Bemus Bay Pops “Benefits Everybody”

Audience enjoying concerts on the floating stage.


Article Contributed by
Emily Wynne

An economic impact study showed that Bemus Bay Pops brought 12 million dollars of economic development to Bemus Point and the surrounding towns. The floating stage and the Bemus Bay Pops concert series “not only had a cultural impact on the region, it had an economic impact,” Dan Dalpra, owner of the Italian Fisherman restaurant and founder of Bemus Bay Pops, said.

Dan Dalpra Bemus Bay Pops founder
Dan Dalpra
Bemus Bay Pops founder

Bemus Bay Pops started in 1997 on the roof of the Italian Fisherman, when Dalpra wanted to put on an end-of-summer event. He believes that music and art bring people together regardless of socioeconomic class, political party or religious beliefs. But he noticed that many people lacked immersion in the arts.

“A lot of people don’t get the opportunity to hear a symphony and to hear them play music they’re familiar with,” Dalpra said. He and his wife, Sue Dalpra, wanted to create a show that appealed to many people, and presented them with a symphony orchestra — which plays both classical and pop music — they would not otherwise be able to experience.
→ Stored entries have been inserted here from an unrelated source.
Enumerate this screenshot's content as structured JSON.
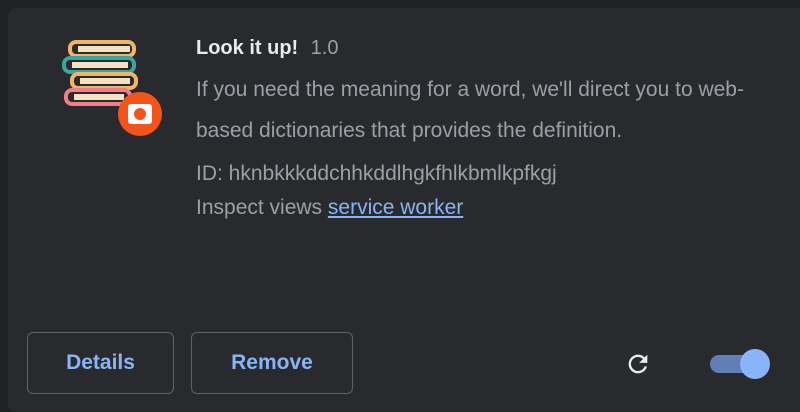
{
  "extension": {
    "name": "Look it up!",
    "version": "1.0",
    "description": "If you need the meaning for a word, we'll direct you to web-based dictionaries that provides the definition.",
    "id_line": "ID: hknbkkkddchhkddlhgkfhlkbmlkpfkgj",
    "inspect_label": "Inspect views",
    "inspect_link": "service worker",
    "icon": "books-stack-icon",
    "enabled": true
  },
  "footer": {
    "details_label": "Details",
    "remove_label": "Remove",
    "reload_icon": "reload-icon",
    "toggle_state": "on"
  },
  "colors": {
    "background": "#202124",
    "card": "#292a2d",
    "primary_text": "#e8eaed",
    "secondary_text": "#9aa0a6",
    "accent": "#8ab4f8",
    "icon_badge": "#f2541b"
  }
}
For five years, the group called the Bemus Bay Pops, performed on the roof of the Italian Fisherman. Daplra wanted to expand the program and bring new excitement to Bemus, so he started brainstorming. “No one had ever heard of a floating stage before.” Dalpra and his associates developed the floating stage to take advantage of normally underutilized space: the shallow water of Lake Chautauqua.

Audience enjoying concerts on the floating stage.
Audience enjoying concerts on the floating stage.

The floating stage itself, at 3,600 square feet, has no trouble holding a full orchestra. In fact, it can support over 70,000 pounds, approximately the weight of an 18-wheeler semi-truck. Waves rock the stage slightly, but many air-filled pods underneath keep it stable and afloat.

In the winter the stage goes on vacation. If it stayed anchored near the edge of the lake, ice would form around the edges and slowly crush the stage. Instead, it is floated down the lake at the end of each season to Holiday Harbor in Celeron, NY, where it resides until spring.

Dalpra refers to his concert series as “a nice new addition to the area that benefits everybody.” And benefit everybody it does. The 12 million dollars of economic stimulation came from what Dalpra terms “the trickle-down effect.” Short-term revenue is created when performers and concert-goers stay in hotels, eat at restaurants and bars and visit local establishments.


Many people fall in love with the area, like Dalpra did. Families make vacation plans, buy or rent summer homes and keep boats along the lake. Though the Pops draws people in, what makes them stay are the other attractions in the area: skiing, wineries, microbreweries and the Lucy Desi Museum.

Family drives Dalpra’s dreams for Bemus Point. He and his wife raised their family in Chautauqua County, where they have lived for 34 years. Consequently, he is invested in the future of his own children and the future of the community. He hopes that the massive economic spinoff of the Bemus Bay Pops will make young people want to move back to the area to start careers, businesses and families.

The Italian Fisherman employs more than 150 people, many of whom are students funding their college educations. Bemus Bay Pops offers Cultural Excellence Scholarships to high school seniors who show promise in a discipline of the arts. Apply online at by July 30.

Popular tribute bands and national recording artists grace the stage with all genres in more than 50 shows throughout the summer. The Labor Day finale, on September 3, features fireworks and a celebration of Frank Sinatra’s 100th birthday. The Bemus Bay Pops symphonic orchestra will perform a variety of music.


The floating stage doesn’t just present concerts. It also presents Lake Night at the Movies, free Tuesday night screenings, presenting family-friendly movies on both sides of the stage.

Chautauqua Lake Choice, a vocal competition, gives local vocalists a chance to compete for cash and studio recording time. The contestants receive professional mentoring and the opportunity to perform in front of live audiences. The competition’s round of performances begins on July 11.

Come see the Chautauqua Lake Water Ski Circus Show, featuring the award-winning Chippewa Lake Water Ski Show Team. Circovation! — a theatrical street-type performance that fuses vaudeville and traditional circus entertainment — accompanies the Ski Show Team from the floating stage. The free multi-facet shows are held on July 16 and August 6.

The Pops sponsors free waterski lessons at The Lawson Center on the morning of both performances. These lessons are open to anyone over the age of five, no experience needed. One student will perform in each Water Ski Circus Show. Dalpra encourages anyone who has ever had the desire to waterski to sign up in advance, as spaces are limited.

Nineteen years after its conception, Bemus Bay Pops is a 501(c)(3) nonprofit organization. “We could’ve never done any of this without the generosity of the sponsors we have,” Dalpra said. Many local businesses donate time and money to help make the various shows happen. The concert series unites these businesses in the community under a common goal of bringing arts to the people.